The Company had $31,887 and $11,647 of tax-effected federal and state net operating loss carryforwards as of December 28, 2025 and December 29, 2024, respectively. Federal net operating loss carryforwards do not expire. Federal net operating loss carryforwards are subject to limitation of 80% of taxable income in any given tax year beginning after January 31, 2020. The Company's state net operating loss carryforwards will expire over various periods through 2043 and most are not subject to the aforementioned limitation.
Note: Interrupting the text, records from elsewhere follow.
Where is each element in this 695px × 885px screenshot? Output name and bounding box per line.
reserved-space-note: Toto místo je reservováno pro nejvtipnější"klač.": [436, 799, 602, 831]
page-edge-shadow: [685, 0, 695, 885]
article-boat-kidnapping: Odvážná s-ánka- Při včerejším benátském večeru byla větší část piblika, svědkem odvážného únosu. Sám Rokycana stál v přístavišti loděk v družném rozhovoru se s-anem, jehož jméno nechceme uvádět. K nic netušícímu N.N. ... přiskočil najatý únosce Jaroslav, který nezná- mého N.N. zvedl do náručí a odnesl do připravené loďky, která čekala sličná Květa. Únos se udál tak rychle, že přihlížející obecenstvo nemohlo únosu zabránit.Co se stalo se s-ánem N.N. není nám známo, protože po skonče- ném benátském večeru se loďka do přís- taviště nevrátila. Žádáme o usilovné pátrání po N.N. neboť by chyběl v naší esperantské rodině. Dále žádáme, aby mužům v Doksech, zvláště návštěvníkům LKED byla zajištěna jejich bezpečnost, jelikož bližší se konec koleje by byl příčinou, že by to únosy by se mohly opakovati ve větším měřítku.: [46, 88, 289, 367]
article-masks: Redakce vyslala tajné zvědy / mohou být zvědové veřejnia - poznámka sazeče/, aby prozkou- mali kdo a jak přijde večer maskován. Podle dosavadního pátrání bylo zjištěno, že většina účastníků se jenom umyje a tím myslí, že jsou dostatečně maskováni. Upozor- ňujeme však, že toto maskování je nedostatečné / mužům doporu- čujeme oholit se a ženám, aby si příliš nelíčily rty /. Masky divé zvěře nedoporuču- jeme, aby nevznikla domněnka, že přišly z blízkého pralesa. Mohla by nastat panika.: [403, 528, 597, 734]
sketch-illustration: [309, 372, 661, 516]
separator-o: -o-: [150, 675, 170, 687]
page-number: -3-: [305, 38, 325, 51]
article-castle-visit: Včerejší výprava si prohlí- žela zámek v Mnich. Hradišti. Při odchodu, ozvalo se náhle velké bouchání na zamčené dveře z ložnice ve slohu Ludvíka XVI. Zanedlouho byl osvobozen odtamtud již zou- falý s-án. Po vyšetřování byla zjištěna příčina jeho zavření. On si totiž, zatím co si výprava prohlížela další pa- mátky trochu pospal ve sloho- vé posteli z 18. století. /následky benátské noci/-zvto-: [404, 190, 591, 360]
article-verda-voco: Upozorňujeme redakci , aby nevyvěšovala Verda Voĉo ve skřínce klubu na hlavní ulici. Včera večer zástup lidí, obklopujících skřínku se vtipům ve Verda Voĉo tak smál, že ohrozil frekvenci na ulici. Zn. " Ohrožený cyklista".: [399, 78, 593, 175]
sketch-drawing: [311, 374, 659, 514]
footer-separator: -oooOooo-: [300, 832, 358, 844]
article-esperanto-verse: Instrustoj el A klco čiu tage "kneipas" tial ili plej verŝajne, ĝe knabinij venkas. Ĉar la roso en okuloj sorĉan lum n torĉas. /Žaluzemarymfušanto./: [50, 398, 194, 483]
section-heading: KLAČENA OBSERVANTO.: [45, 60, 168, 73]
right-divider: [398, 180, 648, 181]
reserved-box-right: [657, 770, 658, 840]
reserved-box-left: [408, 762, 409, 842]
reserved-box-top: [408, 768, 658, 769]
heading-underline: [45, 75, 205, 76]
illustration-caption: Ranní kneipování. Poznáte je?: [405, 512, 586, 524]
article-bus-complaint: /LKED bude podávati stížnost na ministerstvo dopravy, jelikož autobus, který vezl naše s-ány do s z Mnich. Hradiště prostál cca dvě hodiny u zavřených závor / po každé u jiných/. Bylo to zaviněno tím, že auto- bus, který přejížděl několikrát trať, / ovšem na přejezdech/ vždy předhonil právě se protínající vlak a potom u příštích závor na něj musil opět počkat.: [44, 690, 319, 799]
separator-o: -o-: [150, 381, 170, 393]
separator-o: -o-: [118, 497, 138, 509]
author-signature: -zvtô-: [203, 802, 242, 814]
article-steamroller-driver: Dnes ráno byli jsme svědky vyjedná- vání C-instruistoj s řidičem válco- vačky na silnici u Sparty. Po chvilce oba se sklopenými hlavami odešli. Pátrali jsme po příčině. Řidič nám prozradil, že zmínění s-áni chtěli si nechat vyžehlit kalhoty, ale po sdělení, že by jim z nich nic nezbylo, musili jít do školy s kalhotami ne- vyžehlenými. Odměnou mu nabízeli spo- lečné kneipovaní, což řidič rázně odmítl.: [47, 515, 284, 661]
The Company also had gross R&D credit carryforwards of $2,709, which will expire between 2034 and 2040.
The Company is currently under examination by the Internal Revenue Service for its tax year ended December 31, 2023, and by the Minnesota Department of Revenue for fiscal years 2019-2022.There have been no proposed adjustments as of year-end. The Company’s tax returns are open to examination for the years 2019 through 2024.
The tax effects from uncertain tax positions can be recognized in our consolidated financial statements, only if the position is more likely than not to be sustained on audit, based on the technical merits of the position. We recognize the financial statement benefit of a tax position only after determining that the relevant tax authority would more likely than not sustain the position following an audit. For positions meeting the more likely than not threshold, the amount recognized in the financial statements is the largest benefit that has a greater than 50 percent likelihood of being realized upon ultimate settlement with the relevant tax authority. Included in the balance of unrecognized tax benefits as of December 28, 2025 are $380 of tax benefits that, if recognized, would affect the effective tax rate. Also included in the balance of unrecognized tax benefits as of December 28, 2025, are $150 of tax benefits that, if recognized, would result in adjustments to other tax accounts, primarily deferred taxes and valuation allowance. The following tables set forth changes in our total gross unrecognized tax liabilities, excluding accrued interest, as of and for the year ended December 28, 2025:
| | | | | |
| Balance at December 29, 2024 | $ | 440 | |
Tax Positions - Additions | 90 | |
Tax Positions - Reductions | — | |
| Balance at December 28, 2025 | $ | 530 | |
The Company accrues income tax-related interest and penalties, as applicable, in income tax expense in its consolidated statements of operations. No interest and penalties were incurred during the fiscal years ended December 28, 2025, and December 29, 2024 as the accrued interest was not significant. The Company does not anticipate significant changes in its uncertain tax position over the next 12 months.